Dr. Mondino: This is an unprecedented affiliation in ophthalmology, combining the tremendous resources of both institutes with synergies in vision research and education. It expands UCLA’s footprint tremendously by providing patients with greater access to the top doctors from both institutes. We are the hub here in Westwood, but we also have integrated programs at Harbor-UCLA Medical Center, Olive View-UCLA Medical Center, the Greater Los Angeles VA Healthcare System at Sepulveda and West Los Angeles and our Stein Eye Center in Santa Monica. With these sites, plus the Mobile Eye Clinic and the Doheny Eye Center UCLA locations, we are reaching more people than ever before.

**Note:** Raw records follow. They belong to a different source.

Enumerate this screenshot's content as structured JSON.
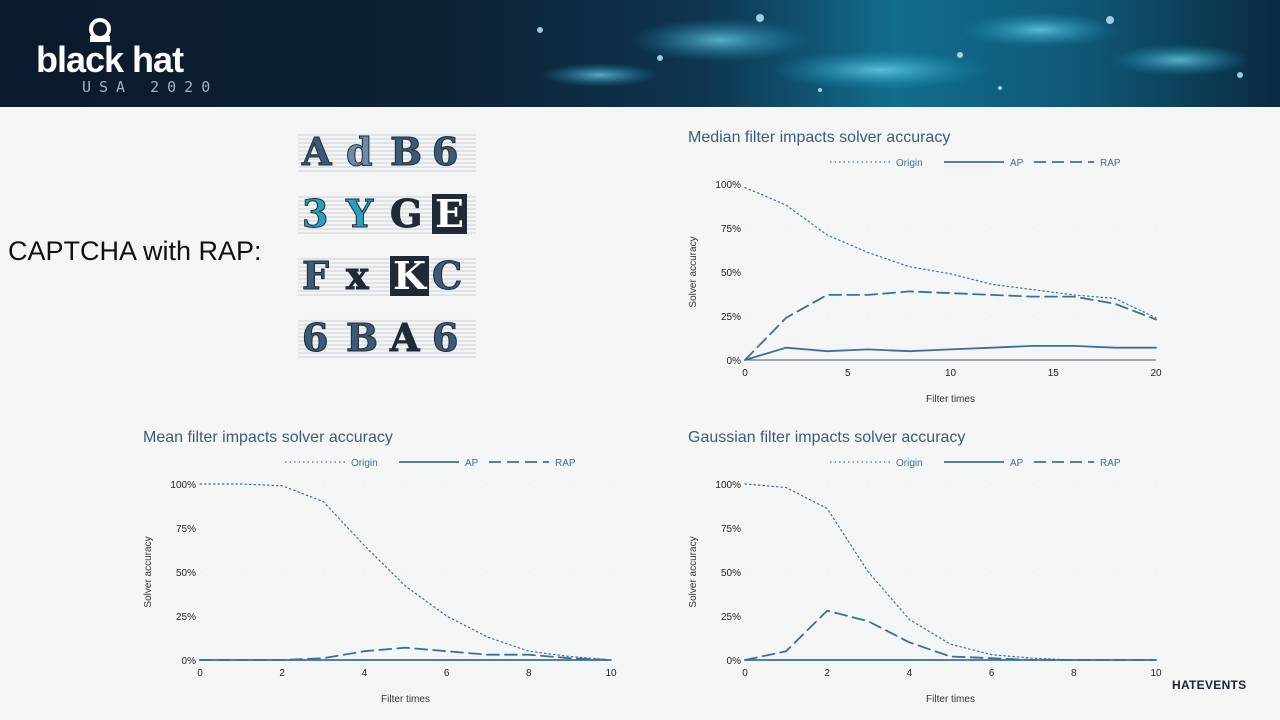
{
  "header": {
    "logo_text": "black hat",
    "logo_subtext": "USA 2020"
  },
  "captcha_title": "CAPTCHA with RAP:",
  "captchas": [
    {
      "chars": [
        "A",
        "d",
        "B",
        "6"
      ],
      "colors": [
        "#3b5a78",
        "#6f8aa8",
        "#3b5a78",
        "#3b5a78"
      ]
    },
    {
      "chars": [
        "3",
        "Y",
        "G",
        "E"
      ],
      "colors": [
        "#2aa0c0",
        "#2aa0c0",
        "#1f2a36",
        "#ffffff"
      ]
    },
    {
      "chars": [
        "F",
        "x",
        "K",
        "C"
      ],
      "colors": [
        "#3b5a78",
        "#1f2a36",
        "#ffffff",
        "#3b5a78"
      ]
    },
    {
      "chars": [
        "6",
        "B",
        "A",
        "6"
      ],
      "colors": [
        "#3b5a78",
        "#3b5a78",
        "#1f2a36",
        "#3b5a78"
      ]
    }
  ],
  "footer_brand": "HATEVENTS",
  "chart_data": [
    {
      "type": "line",
      "title": "Median filter impacts solver accuracy",
      "xlabel": "Filter times",
      "ylabel": "Solver accuracy",
      "xlim": [
        0,
        20
      ],
      "ylim": [
        0,
        100
      ],
      "xticks": [
        "0",
        "5",
        "10",
        "15",
        "20"
      ],
      "yticks": [
        "0%",
        "25%",
        "50%",
        "75%",
        "100%"
      ],
      "legend": [
        "Origin",
        "AP",
        "RAP"
      ],
      "x": [
        0,
        2,
        4,
        6,
        8,
        10,
        12,
        14,
        16,
        18,
        20
      ],
      "series": [
        {
          "name": "Origin",
          "values": [
            98,
            88,
            71,
            61,
            53,
            49,
            43,
            40,
            37,
            35,
            24
          ]
        },
        {
          "name": "AP",
          "values": [
            0,
            7,
            5,
            6,
            5,
            6,
            7,
            8,
            8,
            7,
            7
          ]
        },
        {
          "name": "RAP",
          "values": [
            0,
            24,
            37,
            37,
            39,
            38,
            37,
            36,
            36,
            32,
            23
          ]
        }
      ]
    },
    {
      "type": "line",
      "title": "Mean filter impacts solver accuracy",
      "xlabel": "Filter times",
      "ylabel": "Solver accuracy",
      "xlim": [
        0,
        10
      ],
      "ylim": [
        0,
        100
      ],
      "xticks": [
        "0",
        "2",
        "4",
        "6",
        "8",
        "10"
      ],
      "yticks": [
        "0%",
        "25%",
        "50%",
        "75%",
        "100%"
      ],
      "legend": [
        "Origin",
        "AP",
        "RAP"
      ],
      "x": [
        0,
        1,
        2,
        3,
        4,
        5,
        6,
        7,
        8,
        9,
        10
      ],
      "series": [
        {
          "name": "Origin",
          "values": [
            100,
            100,
            99,
            90,
            65,
            42,
            25,
            13,
            5,
            2,
            0
          ]
        },
        {
          "name": "AP",
          "values": [
            0,
            0,
            0,
            0,
            0,
            0,
            0,
            0,
            0,
            0,
            0
          ]
        },
        {
          "name": "RAP",
          "values": [
            0,
            0,
            0,
            1,
            5,
            7,
            5,
            3,
            3,
            1,
            0
          ]
        }
      ]
    },
    {
      "type": "line",
      "title": "Gaussian filter impacts solver accuracy",
      "xlabel": "Filter times",
      "ylabel": "Solver accuracy",
      "xlim": [
        0,
        10
      ],
      "ylim": [
        0,
        100
      ],
      "xticks": [
        "0",
        "2",
        "4",
        "6",
        "8",
        "10"
      ],
      "yticks": [
        "0%",
        "25%",
        "50%",
        "75%",
        "100%"
      ],
      "legend": [
        "Origin",
        "AP",
        "RAP"
      ],
      "x": [
        0,
        1,
        2,
        3,
        4,
        5,
        6,
        7,
        8,
        9,
        10
      ],
      "series": [
        {
          "name": "Origin",
          "values": [
            100,
            98,
            86,
            50,
            23,
            9,
            3,
            1,
            0,
            0,
            0
          ]
        },
        {
          "name": "AP",
          "values": [
            0,
            0,
            0,
            0,
            0,
            0,
            0,
            0,
            0,
            0,
            0
          ]
        },
        {
          "name": "RAP",
          "values": [
            0,
            5,
            28,
            22,
            10,
            2,
            1,
            0,
            0,
            0,
            0
          ]
        }
      ]
    }
  ]
}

It means we’re doing a lot more eye care for Los Angeles, whether it’s for those who can afford it or those who can’t. We’ve gone from performing approximately 1,800 surgical procedures in 1967 to 19,000 a year today. We did about 20,000 outpatient visits when Stein first opened; now it’s a quarter-million a year. Then there’s the research and the training for all the ophthalmologists of the future — the residents, as well as fellows, who come from all over the world to train here.

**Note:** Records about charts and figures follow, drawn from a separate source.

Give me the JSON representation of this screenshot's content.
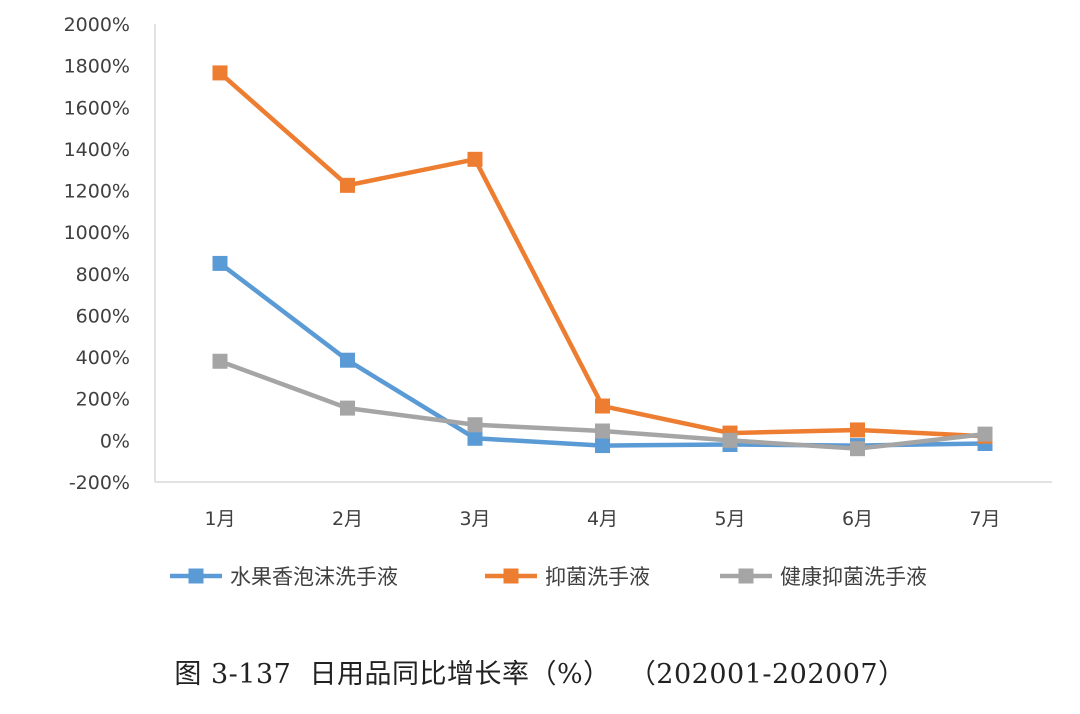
{
  "chart_data": {
    "type": "line",
    "categories": [
      "1月",
      "2月",
      "3月",
      "4月",
      "5月",
      "6月",
      "7月"
    ],
    "y_ticks": [
      "2000%",
      "1800%",
      "1600%",
      "1400%",
      "1200%",
      "1000%",
      "800%",
      "600%",
      "400%",
      "200%",
      "0%",
      "-200%"
    ],
    "ylim": [
      -200,
      2000
    ],
    "unit": "%",
    "grid": false,
    "legend_position": "bottom",
    "series": [
      {
        "name": "水果香泡沫洗手液",
        "color": "#5B9BD5",
        "values": [
          850,
          385,
          10,
          -25,
          -20,
          -25,
          -15
        ]
      },
      {
        "name": "抑菌洗手液",
        "color": "#ED7D31",
        "values": [
          1765,
          1225,
          1350,
          165,
          35,
          50,
          20
        ]
      },
      {
        "name": "健康抑菌洗手液",
        "color": "#A5A5A5",
        "values": [
          380,
          155,
          75,
          45,
          0,
          -40,
          30
        ]
      }
    ]
  },
  "caption": "图 3-137  日用品同比增长率（%）  （202001-202007）"
}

You alluded to doing eye care for those who are not able to afford it. Expand on that.
Dr. Mondino: Community outreach is one of our missions, along with research, education and patient care. The Mobile Eye Clinic, which the UCLA Stein Eye Institute has operated for more than 40 of its 50 years, travels to schools, senior centers, health fairs, homeless shelters and low-income community clinics to provide screening and care. To date, more than 300,000 children and adults have been reached. These efforts have been intensified; in just the last few years, we have screened nearly 100,000 children. It’s wonderful to say Stein Eye Institute is helping patients who come to us from all over the world, but if people in our own backyard are struggling with vision problems, we have work to do, and often that means we need to go to them.

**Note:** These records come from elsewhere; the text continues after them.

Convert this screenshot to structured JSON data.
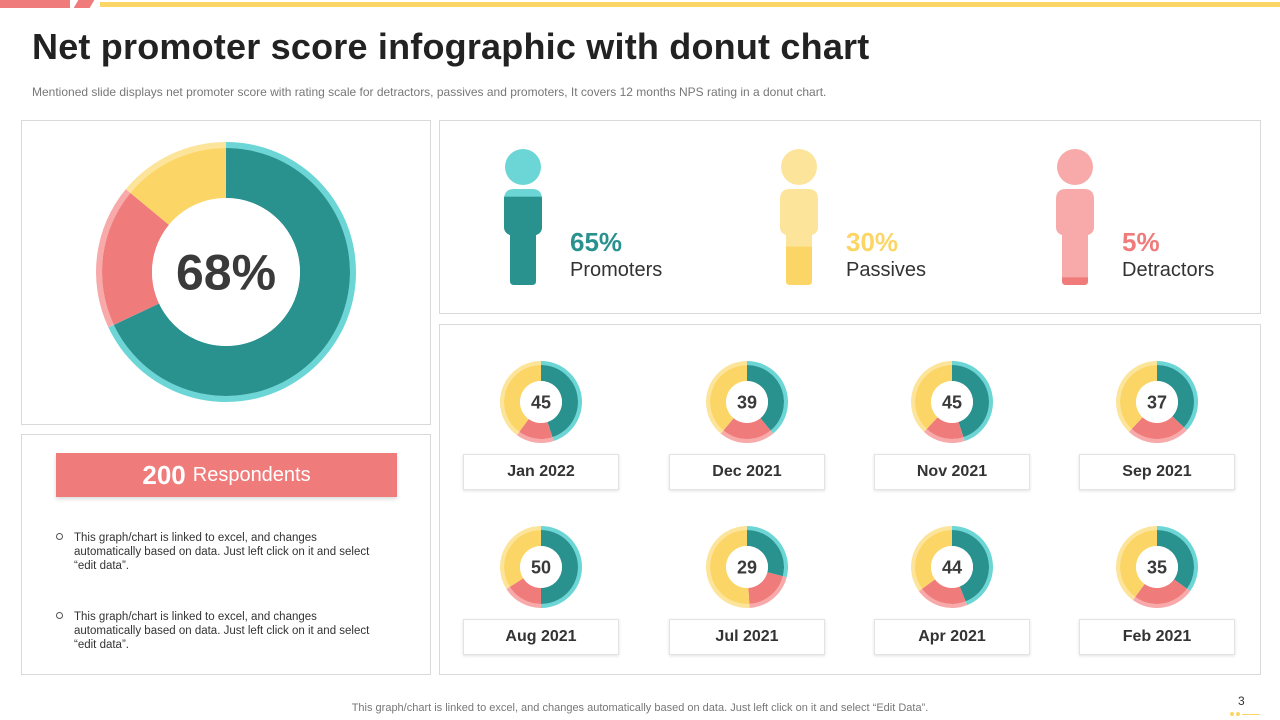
{
  "header": {
    "title": "Net promoter score infographic with donut chart",
    "subtitle": "Mentioned slide displays net promoter score with rating scale for detractors, passives and promoters, It covers 12 months NPS rating in a donut chart."
  },
  "colors": {
    "promoters": "#29928f",
    "passives": "#fbd666",
    "detractors": "#f07b7b",
    "promoters_light": "#6cd5d5",
    "passives_light": "#fde49b",
    "detractors_light": "#f8a9a9"
  },
  "respondents": {
    "count": "200",
    "label": "Respondents",
    "notes": [
      "This graph/chart is linked to excel, and changes automatically based on data. Just left click on it and select “edit data”.",
      "This graph/chart is linked to excel, and changes automatically based on data. Just left click on it and select “edit data”."
    ]
  },
  "people": [
    {
      "pct": "65%",
      "label": "Promoters",
      "icon": "person-icon"
    },
    {
      "pct": "30%",
      "label": "Passives",
      "icon": "person-icon"
    },
    {
      "pct": "5%",
      "label": "Detractors",
      "icon": "person-icon"
    }
  ],
  "footer": {
    "text": "This graph/chart is linked to excel, and changes automatically based on data. Just left click on it and select “Edit Data”.",
    "page": "3"
  },
  "chart_data": [
    {
      "type": "pie",
      "center_label": "68%",
      "categories": [
        "Promoters",
        "Detractors",
        "Passives"
      ],
      "values": [
        68,
        18,
        14
      ]
    },
    {
      "type": "pie",
      "categories": [
        "Promoters",
        "Detractors",
        "Passives"
      ],
      "monthly": [
        {
          "month": "Jan 2022",
          "score": "45",
          "values": [
            45,
            15,
            40
          ]
        },
        {
          "month": "Dec 2021",
          "score": "39",
          "values": [
            39,
            22,
            39
          ]
        },
        {
          "month": "Nov 2021",
          "score": "45",
          "values": [
            45,
            17,
            38
          ]
        },
        {
          "month": "Sep 2021",
          "score": "37",
          "values": [
            37,
            25,
            38
          ]
        },
        {
          "month": "Aug 2021",
          "score": "50",
          "values": [
            50,
            16,
            34
          ]
        },
        {
          "month": "Jul 2021",
          "score": "29",
          "values": [
            29,
            20,
            51
          ]
        },
        {
          "month": "Apr 2021",
          "score": "44",
          "values": [
            44,
            21,
            35
          ]
        },
        {
          "month": "Feb 2021",
          "score": "35",
          "values": [
            35,
            25,
            40
          ]
        }
      ]
    }
  ]
}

Obviously everyone wants to see well, but what’s the larger impact Stein Institute makes by addressing vision problems?
Dr. Mondino: Just as an example, a member of our faculty conducted a study showing that cataract surgery reduced the risk of fall-related hip fractures among the elderly. So these advances have a public-health impact beyond the quality of life that comes with better vision. When older adults fall, it can lead to fractures and serious health declines.
On the other side of the age spectrum, we know that vision problems can affect school performance, and, too often, children in underserved communities are just living with those problems. If they can’t see, they won’t do well in school. Through our Mobile Eye Clinic, we are doing outreach in these communities to provide eye care and glasses, as well as to screen children so they are ready when they go to school. Many people can’t afford eye examinations for their children. Even when the child gets an exam, the family might not be able to afford glasses, and even when the child gets glasses, stigma may prevent the child from wearing them. To address that, we have a comprehensive program to examine, treat, provide glasses and make sure parents and teachers understand that if these glasses sit in a drawer, they aren’t providing any benefit. Not only that, but for every 100 kids who are screened, we also will find some with a pathology that the family hadn’t known about, and it’s important to be able to diagnose and treat those children as well.